Taste: A Fishtown Find
At Modo Mio, chef Peter McAndrews's way is handmade pastas, fresh-baked bread — and a $30 prix fixe.
It’s a rare and thrilling experience to find an exceptional restaurant in a developing neighborhood. Two courses into my first visit to Modo Mio (“My Way”), on a corner where Northern Liberties meets Fishtown, I knew what I had discovered: Osteria at a lower price point. Later encounters with the evocative cooking of chef-owner Peter McAndrews reinforced that strong first impression.
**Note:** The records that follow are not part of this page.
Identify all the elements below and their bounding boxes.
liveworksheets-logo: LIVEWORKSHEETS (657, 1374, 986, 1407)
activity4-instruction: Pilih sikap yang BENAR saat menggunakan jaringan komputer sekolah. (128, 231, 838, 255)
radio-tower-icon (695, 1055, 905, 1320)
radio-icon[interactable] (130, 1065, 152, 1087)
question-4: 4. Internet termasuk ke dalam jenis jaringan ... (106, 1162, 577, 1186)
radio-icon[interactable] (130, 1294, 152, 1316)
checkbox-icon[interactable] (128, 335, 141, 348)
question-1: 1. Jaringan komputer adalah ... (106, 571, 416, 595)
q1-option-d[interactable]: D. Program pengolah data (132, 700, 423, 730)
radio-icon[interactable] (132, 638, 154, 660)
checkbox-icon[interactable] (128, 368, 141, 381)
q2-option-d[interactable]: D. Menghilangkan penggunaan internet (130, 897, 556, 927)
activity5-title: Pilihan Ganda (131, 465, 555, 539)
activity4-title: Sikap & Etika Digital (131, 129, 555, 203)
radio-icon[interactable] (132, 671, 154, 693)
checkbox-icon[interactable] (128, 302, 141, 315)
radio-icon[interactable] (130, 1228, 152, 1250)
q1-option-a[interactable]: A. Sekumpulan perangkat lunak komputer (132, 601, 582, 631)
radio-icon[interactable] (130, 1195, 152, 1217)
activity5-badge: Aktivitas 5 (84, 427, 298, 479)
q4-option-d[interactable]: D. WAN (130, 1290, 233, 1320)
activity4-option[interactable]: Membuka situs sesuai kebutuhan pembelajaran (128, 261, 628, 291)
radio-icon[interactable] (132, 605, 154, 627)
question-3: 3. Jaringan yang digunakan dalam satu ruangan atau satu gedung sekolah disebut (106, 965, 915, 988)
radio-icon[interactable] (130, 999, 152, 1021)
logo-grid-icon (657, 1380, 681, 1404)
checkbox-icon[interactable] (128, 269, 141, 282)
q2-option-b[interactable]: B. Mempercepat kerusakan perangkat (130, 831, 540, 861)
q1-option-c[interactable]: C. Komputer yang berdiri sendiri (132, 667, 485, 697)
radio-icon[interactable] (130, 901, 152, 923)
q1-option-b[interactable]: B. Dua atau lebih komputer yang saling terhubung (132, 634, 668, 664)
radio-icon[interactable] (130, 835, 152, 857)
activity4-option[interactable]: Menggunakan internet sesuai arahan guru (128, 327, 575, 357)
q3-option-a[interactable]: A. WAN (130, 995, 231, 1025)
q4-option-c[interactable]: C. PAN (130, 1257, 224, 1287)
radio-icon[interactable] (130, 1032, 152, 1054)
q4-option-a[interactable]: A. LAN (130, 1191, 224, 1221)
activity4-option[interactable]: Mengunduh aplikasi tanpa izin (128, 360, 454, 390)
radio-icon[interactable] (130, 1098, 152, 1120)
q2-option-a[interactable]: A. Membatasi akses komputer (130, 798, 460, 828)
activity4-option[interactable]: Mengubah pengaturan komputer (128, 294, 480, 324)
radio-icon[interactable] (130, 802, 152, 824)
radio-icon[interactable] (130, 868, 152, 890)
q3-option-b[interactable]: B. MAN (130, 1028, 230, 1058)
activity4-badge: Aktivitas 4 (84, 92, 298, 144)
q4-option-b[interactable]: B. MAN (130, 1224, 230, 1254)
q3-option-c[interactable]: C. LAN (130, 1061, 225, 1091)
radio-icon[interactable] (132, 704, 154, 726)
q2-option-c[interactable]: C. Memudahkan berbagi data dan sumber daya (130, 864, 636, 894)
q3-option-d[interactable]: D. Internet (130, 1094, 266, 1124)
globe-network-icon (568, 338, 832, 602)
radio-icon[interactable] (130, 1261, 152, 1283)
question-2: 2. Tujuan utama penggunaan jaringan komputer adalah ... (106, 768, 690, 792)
The BYOB’s exterior heightens the sense of discovery. There’s a mosque on one side, a tattoo parlor on the other, and a pizzeria-red awning out front. In the no-frills dining room, decorated simply with framed black-and-white photographs, a leviathan loaf of bread rests on a vintage sideboard, diminishing throughout the evening as slices are cut away.
That bread, baked daily on the premises, is the base for bruschetta topped with caper-flecked, balsamic-sweetened chicken liver spread or gorgonzola with balsamic syrup or pureed white beans with white anchovies. The seasonal grilled vegetable plate showcased slender young asparagus, fat portabellas and baby artichokes amid the summer squashes and bell peppers on my visits. Whole almonds are an intriguing addition to grilled octopus tossed with baby spinach leaves, minimally dressed with lemon juice and olive oil.
When McAndrews embraced Italian cooking with a passion, he went to the source. After several years of cooking creative American fare at Fairmount’s Rembrandt’s, he headed to culinary school in Piemonte, then apprenticed at a seafood restaurant in Molise (and hunted wild boar with the locals in his off hours). That explains why Modo Mio tastes more like Italy than most cook-alike BYOBs, and why turning tables isn’t a priority. Every dish can be ordered à la carte, in deference to the American inclination to hurry, but it’s far more enjoyable to settle in for the four-course $30 prix fixe, a steal for this level of quality.
The handmade pastas are not to be missed, particularly the delicate artichoke-and-mascarpone-filled ravioli pinched into tiny triangles, glossed with sage butter and garnished with toasted almonds. Slivers of bitter radicchio counterbalance rich gorgonzola sauce in a dish of nearly weightless potato gnocchi. Wide-cut pappardelle noodles catch plenty of meaty nuggets from the bolognese sauce.
It’s hard to recommend a particular main course because McAndrews tweaks the menu so often, but there’s always a duck (perhaps a crisp confit leg with lemon zest and fresh figs) and a fish special worth ordering (perhaps skate with broccoli rabe pesto).
And every dinner ends with simple desserts, a complimentary glass of sambuca, and a visit to your table by the gregarious chef — because that’s the Italian way.